If you look at the output of a typical solid state amplifier with an inductor in the output you can easily measure the change in the way a square wave is reproduced with and without the inductor when driving a capacitive load. Most speakers have a capacitive load angle somewhere.

So, it is highly probable that increasing the series inductance that the amp sees WILL have a measureable and probably audible effect within the "audio range."

Published tests have shown that this small series inductance found in cables will cause a small but measurable drop by 20kHz. This is different than the square wave effect I mentioned above, but does show a measured effect within the "audio range."

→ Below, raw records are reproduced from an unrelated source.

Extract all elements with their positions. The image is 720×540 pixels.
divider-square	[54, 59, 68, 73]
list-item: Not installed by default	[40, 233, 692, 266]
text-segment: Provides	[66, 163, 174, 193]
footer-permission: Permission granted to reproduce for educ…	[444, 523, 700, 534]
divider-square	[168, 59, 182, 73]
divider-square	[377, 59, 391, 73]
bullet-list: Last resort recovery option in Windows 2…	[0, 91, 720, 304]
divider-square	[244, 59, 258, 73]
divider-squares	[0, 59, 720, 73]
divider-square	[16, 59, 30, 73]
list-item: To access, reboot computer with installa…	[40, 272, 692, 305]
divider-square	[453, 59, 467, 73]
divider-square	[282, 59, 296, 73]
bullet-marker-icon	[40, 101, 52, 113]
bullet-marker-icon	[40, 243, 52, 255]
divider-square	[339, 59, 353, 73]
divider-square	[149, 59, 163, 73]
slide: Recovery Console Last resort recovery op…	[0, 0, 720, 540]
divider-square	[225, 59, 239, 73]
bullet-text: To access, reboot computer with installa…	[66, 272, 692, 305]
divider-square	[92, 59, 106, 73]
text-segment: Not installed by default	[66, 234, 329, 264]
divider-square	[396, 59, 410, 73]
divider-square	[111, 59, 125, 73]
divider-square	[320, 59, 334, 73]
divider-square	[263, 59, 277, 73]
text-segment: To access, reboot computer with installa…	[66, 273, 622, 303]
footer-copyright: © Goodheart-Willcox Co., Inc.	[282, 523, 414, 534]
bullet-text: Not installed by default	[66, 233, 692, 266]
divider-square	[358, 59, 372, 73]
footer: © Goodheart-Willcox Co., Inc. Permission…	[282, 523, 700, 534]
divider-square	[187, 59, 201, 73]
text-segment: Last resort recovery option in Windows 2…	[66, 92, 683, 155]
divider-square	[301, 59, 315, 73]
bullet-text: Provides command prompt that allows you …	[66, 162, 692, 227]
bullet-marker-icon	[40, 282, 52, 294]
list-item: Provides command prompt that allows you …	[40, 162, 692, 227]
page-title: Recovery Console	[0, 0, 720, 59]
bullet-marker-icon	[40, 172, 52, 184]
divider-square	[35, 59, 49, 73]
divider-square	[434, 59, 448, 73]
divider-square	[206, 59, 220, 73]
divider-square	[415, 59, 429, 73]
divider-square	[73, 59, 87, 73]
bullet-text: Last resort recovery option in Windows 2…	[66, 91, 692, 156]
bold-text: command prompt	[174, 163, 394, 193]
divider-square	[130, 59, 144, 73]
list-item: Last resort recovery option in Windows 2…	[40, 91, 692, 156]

In general it is a good idea to minimize these effects in a system that you are trying to optimize. If you are not trying to put together such a system, it won't matter at all.

_-_-bear

I did a quick experiment to see what the effects of coiling up 8' of a 13' speaker wire up would be. I took a 13' speaker cable (12 gauge oxygen free copper) and measured the effective resistance over 20 Hz - 300 kHz. I then coiled up 8' of the cable which made the effective length of the cable to be 5'. The coil was about 4 loops in a 6" diameter. I then measured the effective resistance again. Each line of the data is in this format:

Frequency,
Resistance of straight wire (milli-ohms),
Resistance of wound wire (milli-ohms),
% increase of resistance:

20 36.38 36.65 0.74
30 36.72 36.92 0.54
40 36.7 36.93 0.62
50 36.72 36.99 0.73
80 36.79 37.23 1.18
100 36.87 37.43 1.50
120 36.94 37.64 1.86
150 37.06 37.96 2.37
200 37.72 38.5 2.03
250 37.45 39.03 4.05
300 37.63 39.55 4.85
400 37.92 40.48 6.32
500 38.2 41.34 7.60
600 38.46 42.17 8.80
800 38.95 43.7 10.87
1000 39.41 45.14 12.69
2000 41.06 51 19.49
4000 43.66 59.9 27.11
5000 44.84 63.77 29.68
6000 45.81 67.28 31.91
8000 47.66 73.9 35.51
10000 49.47 80.14 38.27
12000 51.32 86.16 40.44
15000 54 94.62 42.93
20000 58.36 107.76 45.84
25000 62.5 119.8 47.83
30000 66.55 131.05 49.22
40000 74.25 151.6 51.02
50000 81.9 171 52.11
60000 89 188 52.66
75000 99 213 53.52
100000 118 251 52.99
300000 255 505 49.50

I should mention that the data I posted is for one side of the speaker cable only. The data for the other side is similar. Therefore, the numbers can be doubled for a quick approximation. For instance, at 10 kHz, instead of a 40.44% increase in resistance, you will actually have an 80.88 percent increase, etc.

When I did my experiment, the coiled wire had a higher inductance and capacitance. For instance, at 10 kHz, the straight cable had 3.96 uH inductance and 227 pF capacitance while the coiled cable had 5.26 uH inductance and 249 pF capacitance. Instead of listing all of these values, I have only provided the "effective resistance." I would be happy to email a spreadsheet with all of the data to anyone who wants it.

Wow, nice Bufus, I never would have thought it made that much of a difference (furtively slinking away to uncoil his cables). :-)

Greg

Okay... so what is worse, coiling one speaker cable or having one side shorter?